Enno jedoch scheint es im Gegensatz ganz und gar nicht gut zu gehen. Im Gegensatz zu Franca und mir, die kaum aus dem Lachen herauskommen, schaut er sich immer wieder hektisch um. Er reibt sich über das Brustbein und wirkt panisch. Der Alkohol schlägt ihm wohl auf den Magen. Auf seiner Stirn bilden sich dicke Schweißperlen, und er atmet so hektisch, als würde er jeden Moment umkippen.

»Dio mio! Du musst dich entspannen, Enno«, meint Franca, während ihr geheimer Freund weiter nach Luft ringt. Dennoch bleibt er nicht stehen.

Schritt für Schritt gehen wir weiter, vorbei an Restaurants und Cafés, die aus allen Nähten platzen. Der deftige Geruch von gebackenem Teig und geschmolzenem Käse dringt mir in die Nase, und gleich darauf knurrt mein Magen auffordernd. Was würde ich jetzt für eine Margherita geben! Es sollte keine allzu große Überraschung sein, dass Pizza mein Lieblingsgericht ist, immerhin bin ich in der Stadt geboren, in der sie erfunden wurde. Ich könnte mich tagelang von nichts anderem ernähren.

»Lasst uns zum Hafen gehen. Dort ist vielleicht weniger los«, schlägt Franca vor. Überraschenderweise wirkt sie am nüchternsten. Vermutlich, weil sie ihre Grenzen kennt und sich nicht gnadenlos betrunken hat, so wie Enno und ich.

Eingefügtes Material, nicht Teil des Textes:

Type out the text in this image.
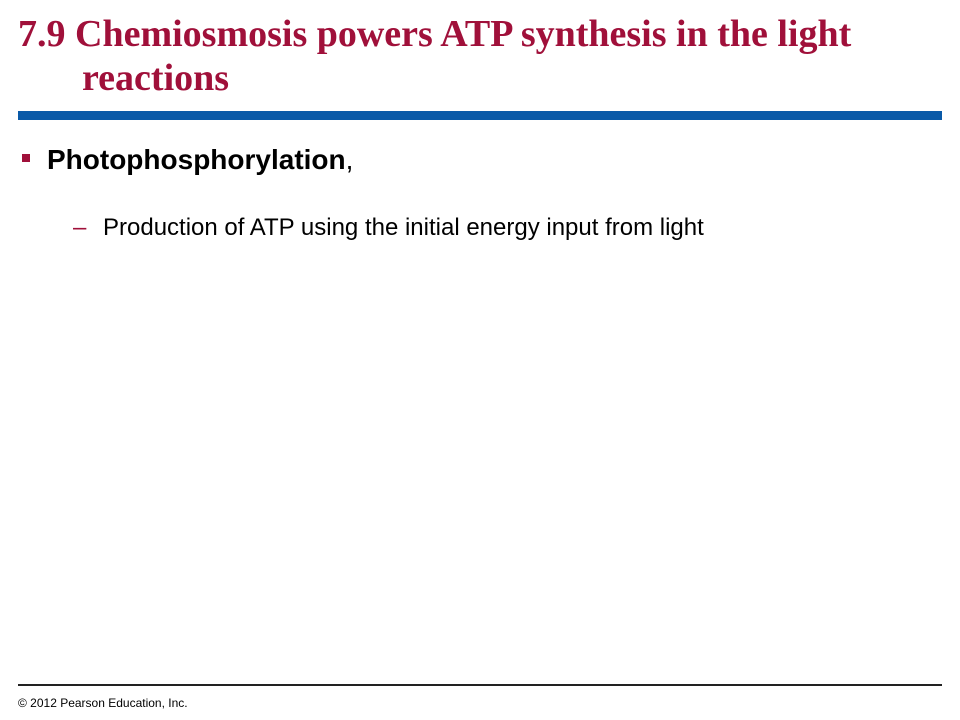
7.9 Chemiosmosis powers ATP synthesis in the light reactions
Photophosphorylation,
– Production of ATP using the initial energy input from light
© 2012 Pearson Education, Inc.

Trotzdem sind wir nach wie vor in der Lage, Franca Richtung Hafen hinterherzustolpern, der glücklicherweise nicht allzu weit entfernt liegt. Wir quetschen uns an tratschenden Menschengrüppchen und parkenden Autos vorbei, bis wir aus den Häuserreihen ausbrechen und sich das Meer vor uns erstreckt.

Endlich kann ich tief durchatmen. Der salzige Duft des Golfs von Neapel wäscht meine panischen Gedanken hinfort. Mein Puls verlangsamt sich stetig und passt sich dem Rhythmus der Wellen an. Auch Enno entspannt sich deutlich neben mir. Er saugt die Luft nicht mehr hektisch ein, sondern nimmt wieder gleichmäßige Atemzüge.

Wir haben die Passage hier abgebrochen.